今、この場で、横に座っている空に口にするのは、もしかしたら運命だったのかもしれない。

出会ったときから、こうなる運命だったかもしれない。


「だけど、気付いたときには遅かった。

俺の大切な親友も、同じように妃來のことを想っていたんだ。

こういうことがあったこと、そして、それが一葉だったこともお前はある程度気付いていたんだろ」


「・・・はい」


「だから、俺たちはこの一週間、錆びついた自転車のチェーンのように上手く回っていなかった。
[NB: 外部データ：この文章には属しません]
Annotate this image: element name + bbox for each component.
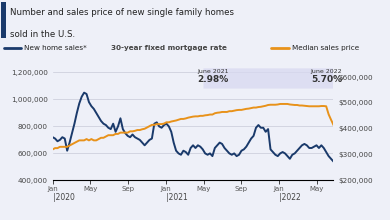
Text: |2021: |2021	[166, 193, 188, 202]
Text: 5.70%: 5.70%	[311, 75, 342, 84]
Text: Number and sales price of new single family homes: Number and sales price of new single fam…	[10, 8, 234, 17]
Bar	[1, 2, 6, 38]
Text: Median sales price: Median sales price	[292, 45, 359, 51]
Text: |2020: |2020	[53, 193, 74, 202]
Text: sold in the U.S.: sold in the U.S.	[10, 30, 75, 39]
Text: |2022: |2022	[279, 193, 301, 202]
Text: New home sales*: New home sales*	[24, 45, 87, 51]
Text: June 2021: June 2021	[197, 70, 229, 74]
Text: 2.98%: 2.98%	[197, 75, 229, 84]
FancyBboxPatch shape	[204, 68, 339, 89]
Text: 30-year fixed mortgage rate: 30-year fixed mortgage rate	[111, 45, 227, 51]
Text: June 2022: June 2022	[310, 70, 342, 74]
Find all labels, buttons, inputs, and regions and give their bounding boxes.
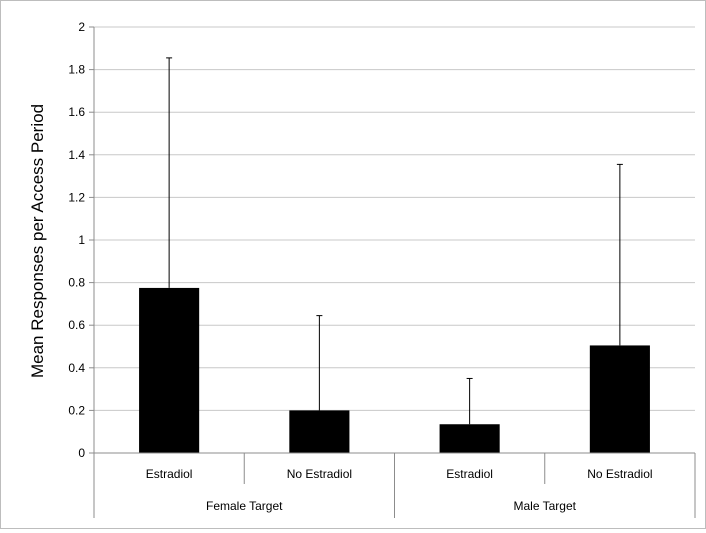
x-tick-label: Estradiol <box>146 467 193 481</box>
y-tick-label: 0.6 <box>68 318 85 332</box>
y-tick-label: 1.6 <box>68 105 85 119</box>
error-bars <box>166 57 623 425</box>
x-axis: Estradiol No Estradiol Female Target Estrad… <box>93 27 696 518</box>
y-tick-label: 1.4 <box>68 148 85 162</box>
y-tick-label: 0 <box>78 446 85 460</box>
y-axis-label: Mean Responses per Access Period <box>28 104 47 378</box>
y-tick-label: 1.8 <box>68 63 85 77</box>
y-tick-label: 2 <box>78 20 85 34</box>
bar <box>139 287 200 453</box>
y-tick-label: 0.8 <box>68 276 85 290</box>
bar <box>439 424 500 453</box>
y-tick-label: 1.2 <box>68 190 85 204</box>
y-tick-label: 0.4 <box>68 361 85 375</box>
y-tick-labels: 0 0.2 0.4 0.6 0.8 1 1.2 1.4 1.6 1.8 2 <box>68 20 85 460</box>
bar <box>589 345 650 453</box>
group-label: Female Target <box>206 499 283 513</box>
x-tick-label: No Estradiol <box>287 467 352 481</box>
bars <box>139 287 650 453</box>
y-tick-label: 1 <box>78 233 85 247</box>
x-tick-label: Estradiol <box>446 467 493 481</box>
y-tick-label: 0.2 <box>68 403 85 417</box>
x-tick-label: No Estradiol <box>587 467 652 481</box>
bar <box>289 410 350 453</box>
group-label: Male Target <box>514 499 577 513</box>
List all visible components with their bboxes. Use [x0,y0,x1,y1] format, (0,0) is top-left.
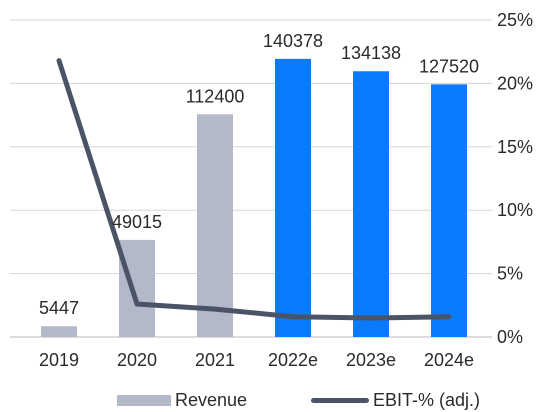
x-axis-tick-label: 2021 [195,350,235,370]
revenue-data-label-2024e: 127520 [419,56,479,76]
x-axis-tick-label: 2020 [117,350,157,370]
legend-revenue-swatch [117,394,171,406]
revenue-bar-2022e [275,58,311,337]
ebit-line [56,58,452,321]
revenue-bars [41,58,467,338]
right-axis-tick-label: 10% [497,200,533,220]
grid-lines [10,19,492,338]
legend: Revenue EBIT-% (adj.) [0,388,555,412]
revenue-data-label-2020: 49015 [112,212,162,232]
legend-item-revenue: Revenue [117,388,247,412]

まあ、そのことに関してはさっき謝ったから、もう謝らないよ」


空も頷き、ここで一呼吸置く。

足元にあった小石を、グラウンドに向かって軽く投げ込んだ。



あのときの光景が頭の中に浮かび、少しだけ苦しくなる。



できることならば口にしたくはないが、だけど口にしなければいけない場面であり、口にしなければいけない人物が俺の横にいる。


「あのときは、正直参ったよ。

俺がようやく気付いた、まさしく直後だよ。

一葉に「妃來のことが好きだ」と、相談されたのは。

その場所がここだった。

そして、あの日から俺はあいつを見守る側になった、そう心霊スポットで言ったけど、そんなのは綺麗ごとなんだよ。

本当は逃げたんだ。

一葉と、片平妃來という一人の女を掛けて勝負することを逃げたんだ」


空の表情が曇っていくのが分かる。

こんな表情の空を見るのは辛いが、これだけはどうしても伝えておきたかったのだ。

それは俺が今の気持ちに嘘をつかないためにも、どうしても必要なことだから。